The invitation came the way most of them do in this day and age—through Facebook. I even printed it out, though I’m still trying to figure out why.
It’s been sitting there on my desk for about three weeks now. Every once in a while I’ll move it from one side to the other in order to make room for books or other papers or, once, a baseball bat. Sometimes when it’s late I’ll pick it up and read over it. But I haven’t done anything about it. I’ve neither accepted nor declined.
I will say this—it took me by surprise. I’m not sure how I managed to forget that this year marks the twentieth since my high school graduation, but I did. Blame it on the busyness of my everyday, I suppose. I have so many gotta-do-this-now things to keep in my head that there isn’t much room for the it-can-waits. The thing about growing older is that time is no longer measured in days or weeks, but in years. I could once look back and see yesterday for what it truly was—the day before today. Now I look back and see that what I consider yesterday really happened ten years ago.
Yet there it is, a notice for my high school reunion.

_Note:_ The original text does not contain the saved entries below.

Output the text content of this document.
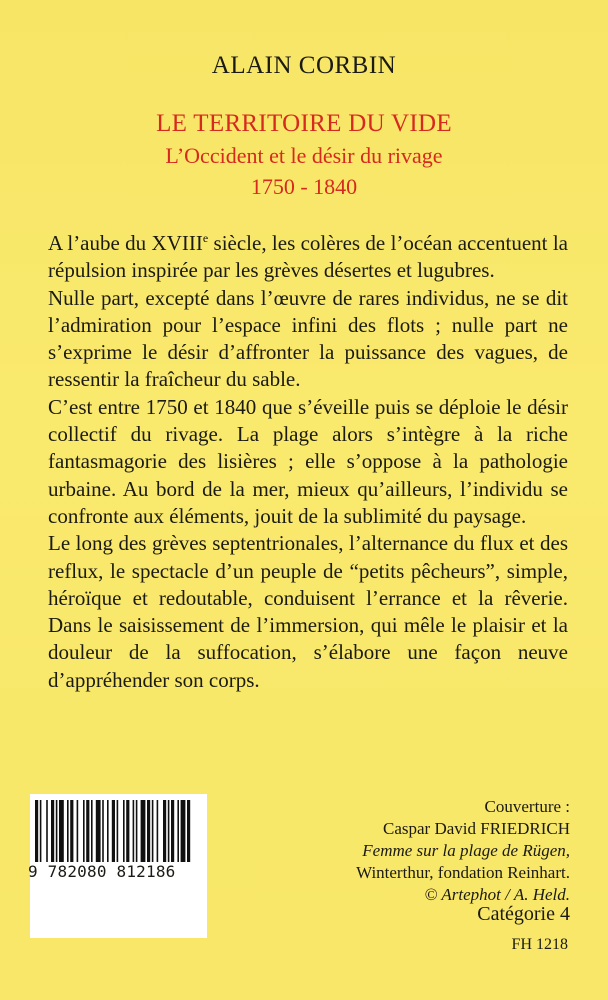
ALAIN CORBIN
LE TERRITOIRE DU VIDE
L’Occident et le désir du rivage
1750 - 1840

A l’aube du XVIIIe siècle, les colères de l’océan accentuent la répulsion inspirée par les grèves désertes et lugubres.

Nulle part, excepté dans l’œuvre de rares individus, ne se dit l’admiration pour l’espace infini des flots ; nulle part ne s’exprime le désir d’affronter la puissance des vagues, de ressentir la fraîcheur du sable.

C’est entre 1750 et 1840 que s’éveille puis se déploie le désir collectif du rivage. La plage alors s’intègre à la riche fantasmagorie des lisières ; elle s’oppose à la pathologie urbaine. Au bord de la mer, mieux qu’ailleurs, l’individu se confronte aux éléments, jouit de la sublimité du paysage.

Le long des grèves septentrionales, l’alternance du flux et des reflux, le spectacle d’un peuple de “petits pêcheurs”, simple, héroïque et redoutable, conduisent l’errance et la rêverie. Dans le saisissement de l’immersion, qui mêle le plaisir et la douleur de la suffocation, s’élabore une façon neuve d’appréhender son corps.

9 782080 812186
Couverture :
Caspar David FRIEDRICH
Femme sur la plage de Rügen,
Winterthur, fondation Reinhart.
© Artephot / A. Held.
Catégorie 4
FH 1218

And here I am, wondering if I will attend or not.
There were about a hundred students in my graduating class. Big, considering ours was a much smaller town then. I’d gone to school with the vast majority of them since the third grade, which means that during what many say are the most important years of a person’s life, they were my surrogate family. I fought with some of them, loved some of them, and shared my life with some of them.
And I grew up with all of them.
I suppose that’s why high school classmates continue to have such a hold on people years after they walk across a stage to take hold of that Get Out of Jail Free card known as the diploma. They were our first peers. By them we first tried to figure out who and what we were.

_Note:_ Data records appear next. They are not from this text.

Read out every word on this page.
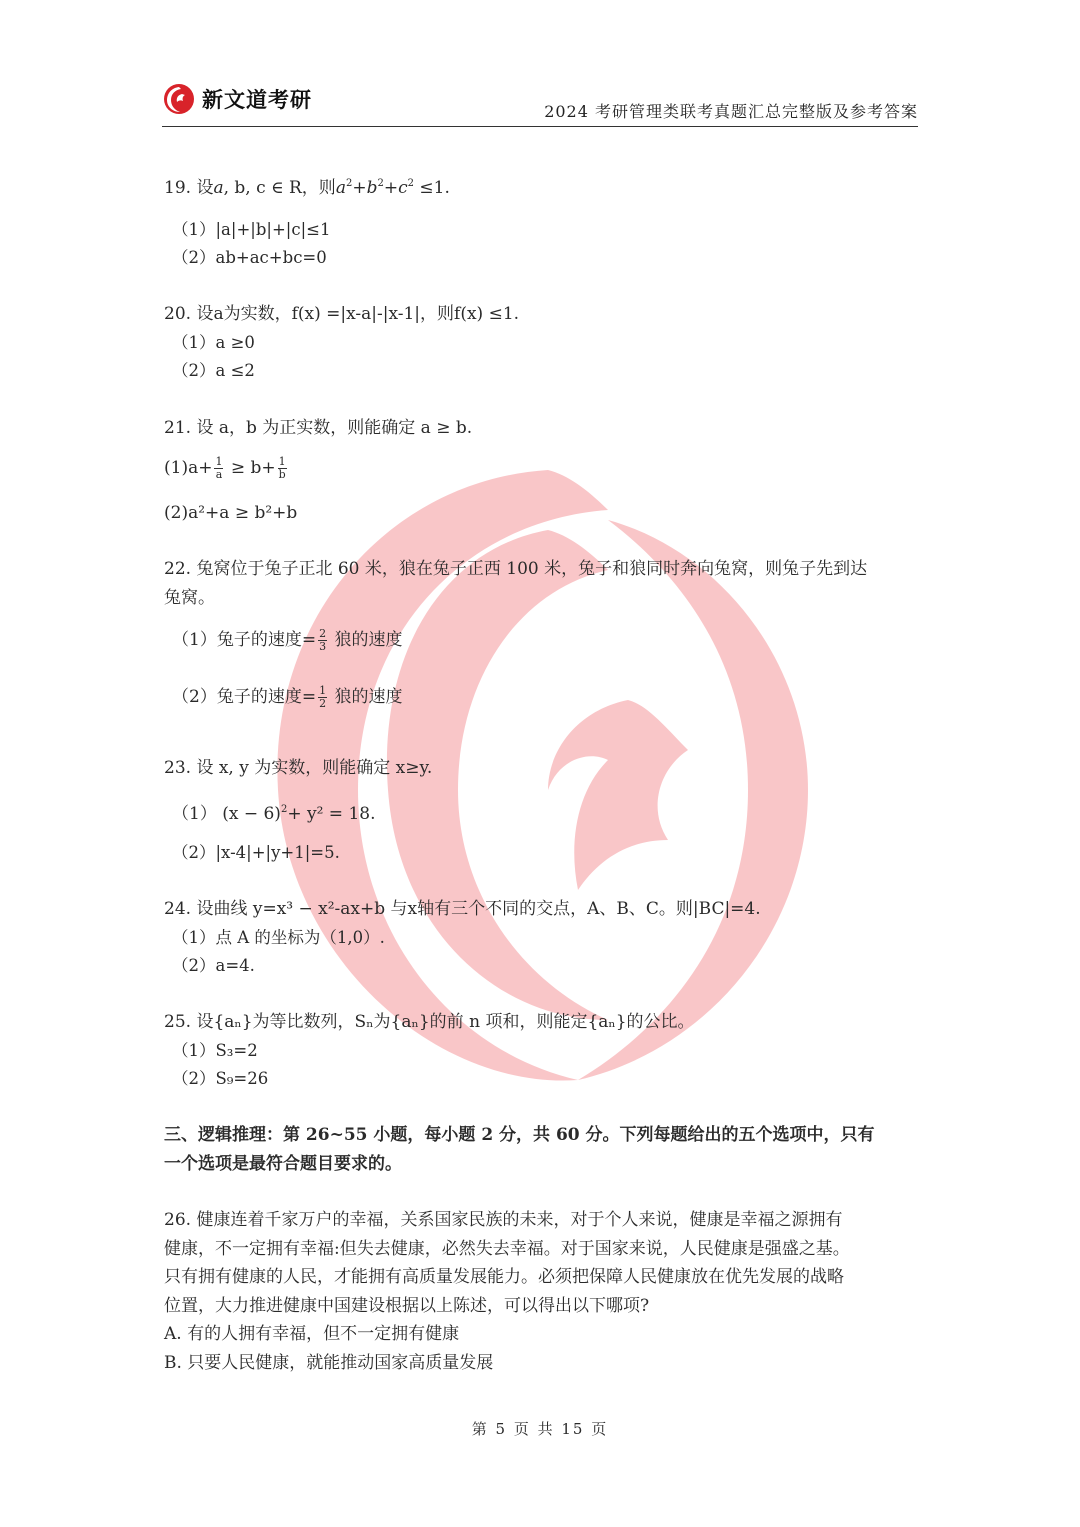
新文道考研	2024 考研管理类联考真题汇总完整版及参考答案
19. 设a, b, c ∈ R，则$a^2+b^2+c^2 \le 1$.
（1）|a|+|b|+|c|≤1
（2）ab+ac+bc=0
20. 设a为实数，f(x) =|x-a|-|x-1|，则f(x) ≤1.
（1）a ≥0
（2）a ≤2
21. 设 a，b 为正实数，则能确定 a ≥ b.
$(1)a+ \frac{1}{a} \ge b+ \frac{1}{b}$
(2)a²+a ≥ b²+b
22. 兔窝位于兔子正北 60 米，狼在兔子正西 100 米，兔子和狼同时奔向兔窝，则兔子先到达
兔窝。
（1）兔子的速度= $\frac{2}{3}$ 狼的速度
（2）兔子的速度= $\frac{1}{2}$ 狼的速度
23. 设 x, y 为实数，则能确定 x≥y.
（1） $(x - 6)^2+ y^2 = 18$.
（2）|x-4|+|y+1|=5.
24. 设曲线 y=x³ − x²-ax+b 与x轴有三个不同的交点，A、B、C。则|BC|=4.
（1）点 A 的坐标为（1,0）.
（2）a=4.
25. 设{aₙ}为等比数列，Sₙ为{aₙ}的前 n 项和，则能定{aₙ}的公比。
（1）S₃=2
（2）S₉=26
三、逻辑推理：第 26~55 小题，每小题 2 分，共 60 分。下列每题给出的五个选项中，只有
一个选项是最符合题目要求的。
26. 健康连着千家万户的幸福，关系国家民族的未来，对于个人来说，健康是幸福之源拥有
健康，不一定拥有幸福:但失去健康，必然失去幸福。对于国家来说，人民健康是强盛之基。
只有拥有健康的人民，才能拥有高质量发展能力。必须把保障人民健康放在优先发展的战略
位置，大力推进健康中国建设根据以上陈述，可以得出以下哪项?
A. 有的人拥有幸福，但不一定拥有健康
B. 只要人民健康，就能推动国家高质量发展
第 5 页 共 15 页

High school seems so important while we’re there; within those walls lays our entire world. Love and friendships are pledged to be never ending and strong enough to withstand any storm or circumstance.
Future plans are set in what we think is stone but is really sand.
Most of us have gone our separate ways, leaving this small town at the foot of the mountains to find paths that lead nowhere in particular but elsewhere in general. Most have moved on to cities. Others have moved on to other countries. Some have moved on from this life. I still see a few classmates around town every once in a while. We’ll chat and laugh and remember old times, and then we’ll part ways and return to our old lives until we both happen to get groceries or gas at the same time again.
Those people are memories to me. Nothing more. Whispers of a life I once had and don’t really care to remember. I am nostalgic, but not for my teenage years.
But honestly, between you and me? That’s not why I’m waffling about going. The real reason is that even though I haven’t seen most of them in two decades and even though I hated high school, what they think of me somehow still seems to matter. A lot.
And I bet I’m not the only one.
I bet right now there are more than one of my former classmates pondering the very questions I am right now—Should I go? What does it matter? Why does it matter?
That first question is still up in the air. Those last two, though? I think I have answers to those.
It isn’t the prospect of seeing them. That doesn’t bother me. What bothers me is that along the highways of my life I have run upon this signpost, one that doesn’t tell me how far I have yet to go, but how far I’ve come.
Because in our own unique ways, our high school classmates are all prodigal sons and daughters who have left and vowed not to return until they’ve made something of themselves.
And so my question is this—What have I made of myself?
It’s a subject I’ll ponder before I decide if I’ll attend and after I ponder another, more important one—Why have I waited twenty years to ask myself that question?